Messages & recommandations


La CRE demande aux gestionnaires de réseau électrique de faire évoluer les procédures de
raccordement afin d’y inclure des offres de raccordement intelligentes (ORI) pour les actifs
flexibles, notamment stockages et IRVE, afin de les proposer systématiquement quand cela
s’avère pertinent.

2.1.3. Nouveaux systèmes de recharge


En parallèle du déploiement des solutions de recharge déjà matures, de nouvelles pistes et
technologies sont à l’étude pour améliorer ou proposer des alternatives aux propriétaires de VE
et d’IRVE. L’intégration sécurisée et réussie de ces nouveaux systèmes de recharge nécessite
l’association des gestionnaires de réseaux à ces projets.
De nombreux signes démontrent un intérêt croissant pour l’utilisation du courant continu : la plupart des
installations EnR, le stockage et les véhicules électriques produisent et/ou consomment en courant
continu. Face à ce constat, certains acteurs développent des solutions mixant production
photovoltaïque, stockage et IRVE connectés entre eux en courant continu. La société NW Joules
déploie notamment des IRVE de forte puissance (150 kW) fonctionnant en courant continu adossées à
des infrastructures de stockage existantes en mutualisant les installations intérieures de conversion
AC/DC permettant de réduire les pertes. L’IRVE est alors raccordée en décompte de l’installation de
stockage en courant continu. Enedis prend part à ce projet IECharge pour expérimenter un
système de comptage en courant continu qui pourrait être réemployé dans d’autres cas d’usage.
La solution développée par Enedis a permis la certification d’un compteur adapté et la première
mise en service d’un service de décompte en courant continu fin 2022. L’expérimentation s’est
étendue à 24 sites de NW. Le retour d’expérience définitif est en cours d’élaboration et devra permettre
de déterminer les conditions pour une généralisation du décompte en courant continu.
Enedis a aussi pris part au projet européen Incet-EV pour les cas d’usage visant à tester un système
de recharge sans contact en roulant, appelé « induction dynamique ». Ce mode de charge
présente plusieurs avantages : simplicité de l’acte de recharge pour le conducteur, réduction de la taille
des batteries et donc du coût des VE, gain d’espace dans les villes. Par ailleurs, la recharge s’effectue
à puissance modérée et de manière plus diffuse le long de la route, ce qui est moins impactant pour le
réseau que la recharge via une borne ultrarapide. Enedis a réalisé avec succès les travaux de
raccordement des deux démonstrateurs. En 2023, des essais qualité de l’électricité ont été menés sur
le démonstrateur basse vitesse (30 km/h) en zone urbaine. Dans l'ensemble des tests, les résultats sont
satisfaisants à l'exception de la bande de fréquences 9-150 kHz, où des dépassements de fréquence
importants ont été observés. Il conviendra de résoudre ces dysfonctionnements avant une éventuelle
généralisation afin de garantir une compatibilité optimale avec d'autres équipements.

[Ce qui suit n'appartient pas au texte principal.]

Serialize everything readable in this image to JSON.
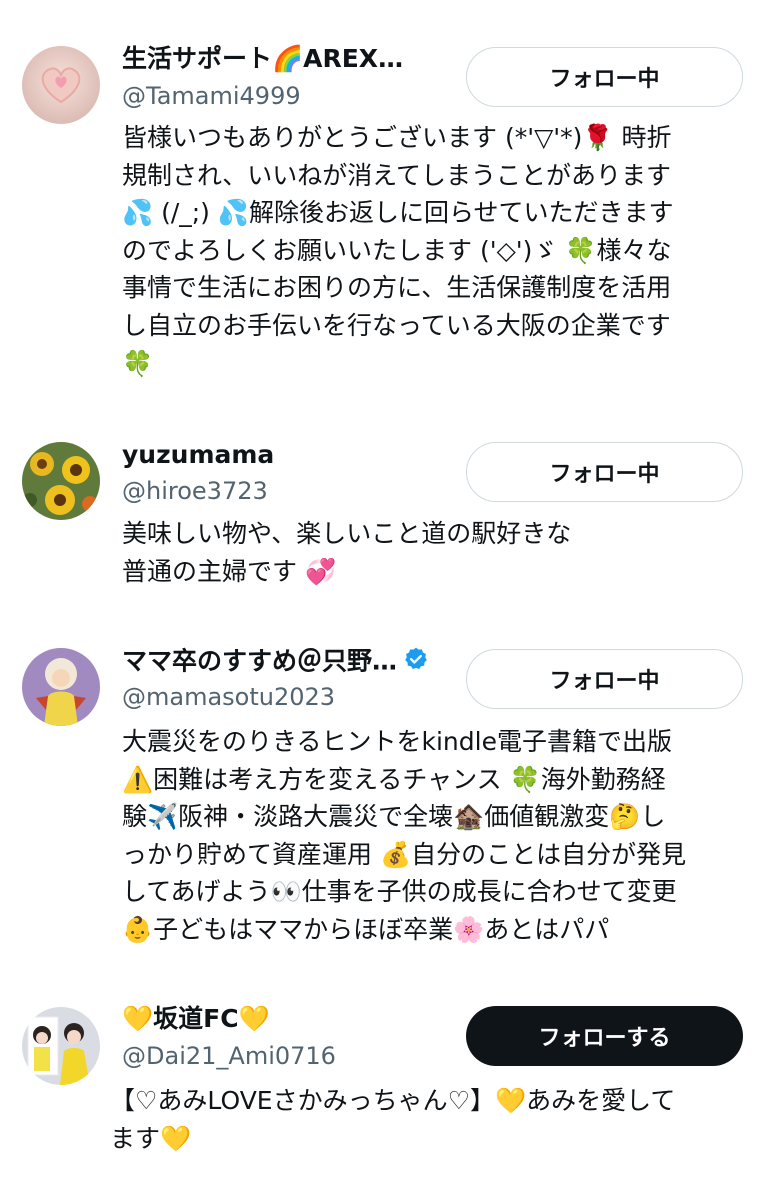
{
  "users": [
    {
      "name": "生活サポート🌈AREX…",
      "handle": "@Tamami4999",
      "button": "フォロー中",
      "bio": "皆様いつもありがとうございます (*'▽'*)🌹 時折\n規制され、いいねが消えてしまうことがあります\n💦 (/_;) 💦解除後お返しに回らせていただきます\nのでよろしくお願いいたします ('◇')ゞ 🍀様々な\n事情で生活にお困りの方に、生活保護制度を活用\nし自立のお手伝いを行なっている大阪の企業です\n🍀"
    },
    {
      "name": "yuzumama",
      "handle": "@hiroe3723",
      "button": "フォロー中",
      "bio": "美味しい物や、楽しいこと道の駅好きな\n普通の主婦です 💞"
    },
    {
      "name": "ママ卒のすすめ＠只野…",
      "handle": "@mamasotu2023",
      "button": "フォロー中",
      "bio": "大震災をのりきるヒントをkindle電子書籍で出版\n⚠️困難は考え方を変えるチャンス 🍀海外勤務経\n験✈️阪神・淡路大震災で全壊🏚️価値観激変🤔し\nっかり貯めて資産運用 💰自分のことは自分が発見\nしてあげよう👀仕事を子供の成長に合わせて変更\n👶子どもはママからほぼ卒業🌸あとはパパ"
    },
    {
      "name": "💛坂道FC💛",
      "handle": "@Dai21_Ami0716",
      "button": "フォローする",
      "bio": "【♡あみLOVEさかみっちゃん♡】💛あみを愛して\nます💛"
    }
  ],
  "colors": {
    "verified": "#1d9bf0",
    "follow_bg": "#0f1419",
    "handle": "#536471"
  },
  "icons": {
    "verified": "verified-badge-icon"
  }
}
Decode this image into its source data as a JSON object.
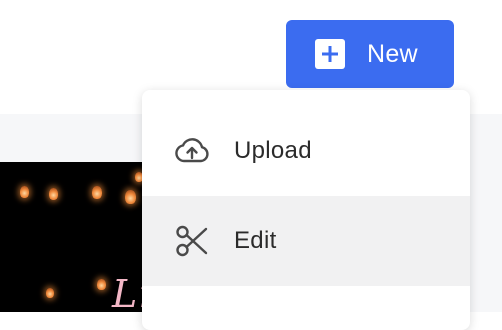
{
  "toolbar": {
    "new_label": "New"
  },
  "menu": {
    "items": [
      {
        "label": "Upload",
        "icon": "cloud-upload-icon"
      },
      {
        "label": "Edit",
        "icon": "scissors-icon"
      }
    ]
  },
  "thumbnail": {
    "overlay_text": "Li"
  },
  "colors": {
    "accent": "#3b6cf0",
    "hover": "#f1f1f2",
    "content_bg": "#f6f7f9"
  }
}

Messages & recommandations


De nouvelles solutions pour la recharge des VE (usage du courant continu, induction
dynamique) bien que prometteuses sont encore peu matures.
De plus, leur impact sur la qualité et la stabilité du réseau n’est pas encore totalement connu,
les résultats finaux des expérimentations en cours (comme celle du comptage en courant
continu avec la société NW, détaillée dans le rapport) devront permettre d’apporter des
éléments de réponse à ces questions et de confirmer l’intérêt de ces solutions.
La CRE encourage les gestionnaires de réseau à lancer de nouvelles expérimentations
innovantes avec les acteurs de la flexibilité en fonction de leur besoin et à industrialiser en
cas de résultats positifs les solutions testées.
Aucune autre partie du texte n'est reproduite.